How can a government steeped in debt continue to pay health care bills for a growing number of Americans? Socialism offers only three options: cut benefits, reduce quality of care, or both. Many doctors are now refusing to take on additional Medicaid patients because of low reimbursement rates, and Obamacare’s $716 billion cut to Medicare payments, scheduled to occur from 2013 to 2022, is greatly reducing access for many seniors, as Alyene Senger, a research associate with The Heritage Foundation, reports in a new Issue Brief.

“Despite the constant political rhetoric that Medicare payment reductions affect only providers and not beneficiaries, funding cuts for Medicare services will directly affect those who depend on those services,” wrote Senger. “If Obamacare’s major reductions are implemented by Congress over the coming decade, seniors’ ability to access Medicare services will surely diminish. In fact, the Medicare Trustees project that the lower Medicare payment rates would cause 15 percent of hospitals, skilled nursing facilities, and home health agencies to become unprofitable by 2019, and this percentage would reach roughly 25 percent in 2030 and 40 percent by 2050.”

Obamacare continues to expand health insurance coverage, but it’s also driving health care providers and insurers out of the marketplace. If everyone is insured, but obtaining quality health care services becomes increasingly more difficult, what’s the point of expanding coverage at all?
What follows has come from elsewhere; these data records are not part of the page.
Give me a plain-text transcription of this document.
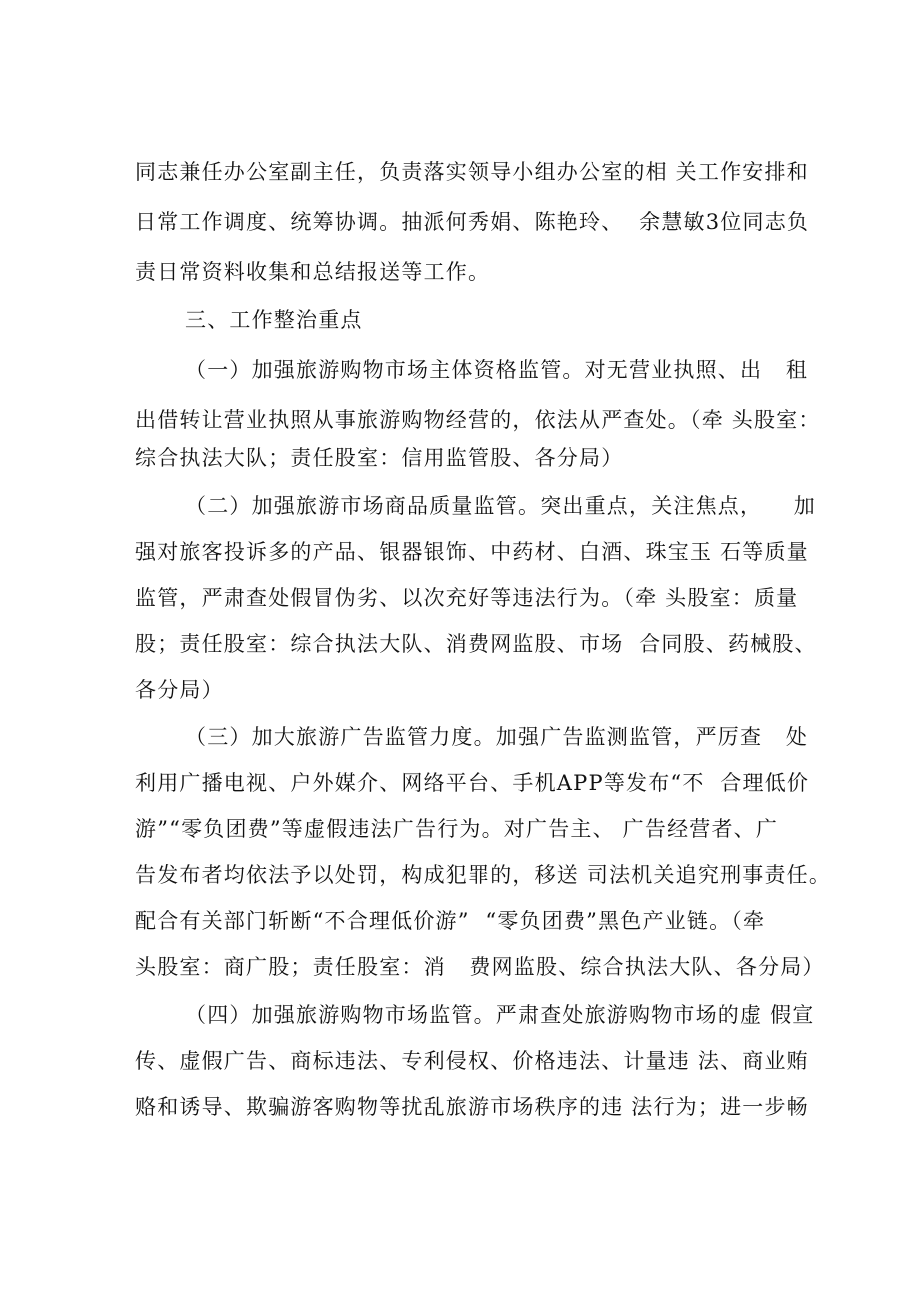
同志兼任办公室副主任，负责落实领导小组办公室的相 关工作安排和
日常工作调度、统筹协调。抽派何秀娟、陈艳玲、  余慧敏3位同志负
责日常资料收集和总结报送等工作。
三、工作整治重点
（一）加强旅游购物市场主体资格监管。对无营业执照、出   租
出借转让营业执照从事旅游购物经营的，依法从严查处。（牵 头股室：
综合执法大队；责任股室：信用监管股、各分局）
（二）加强旅游市场商品质量监管。突出重点，关注焦点，    加
强对旅客投诉多的产品、银器银饰、中药材、白酒、珠宝玉 石等质量
监管，严肃查处假冒伪劣、以次充好等违法行为。（牵 头股室：质量
股；责任股室：综合执法大队、消费网监股、市场  合同股、药械股、
各分局）
（三）加大旅游广告监管力度。加强广告监测监管，严厉查   处
利用广播电视、户外媒介、网络平台、手机APP等发布“不  合理低价
游”“零负团费”等虚假违法广告行为。对广告主、 广告经营者、广
告发布者均依法予以处罚，构成犯罪的，移送 司法机关追究刑事责任。
配合有关部门斩断“不合理低价游”  “零负团费”黑色产业链。（牵
头股室：商广股；责任股室：消   费网监股、综合执法大队、各分局）
（四）加强旅游购物市场监管。严肃查处旅游购物市场的虚 假宣
传、虚假广告、商标违法、专利侵权、价格违法、计量违 法、商业贿
赂和诱导、欺骗游客购物等扰乱旅游市场秩序的违 法行为；进一步畅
As more people enroll in Medicare, Medicaid, and CHIP, government agents and elected officials will be empowered and compelled to take even greater control of the health care marketplace—both to limit costs and to force health care providers to offer services at a loss.

The only way to save the U.S. medical system is to completely reverse course on Obamacare and enact in its place a variety of pro-liberty, free-market reforms. The Affordable Care Act should be repealed; federal Medicaid funds should be block-granted to the states so that each may formulate policies specifically designed for its own unique population; health insurance companies should be allowed to compete across state lines; direct primary care should be legalized and embraced; and tax-free health savings accounts should be made available to every American, with a guarantee the funds will remain secure and can be rolled over year-to-year.

It’s not too late to stop the rise of socialism in the U.S. health care system, but time is running out.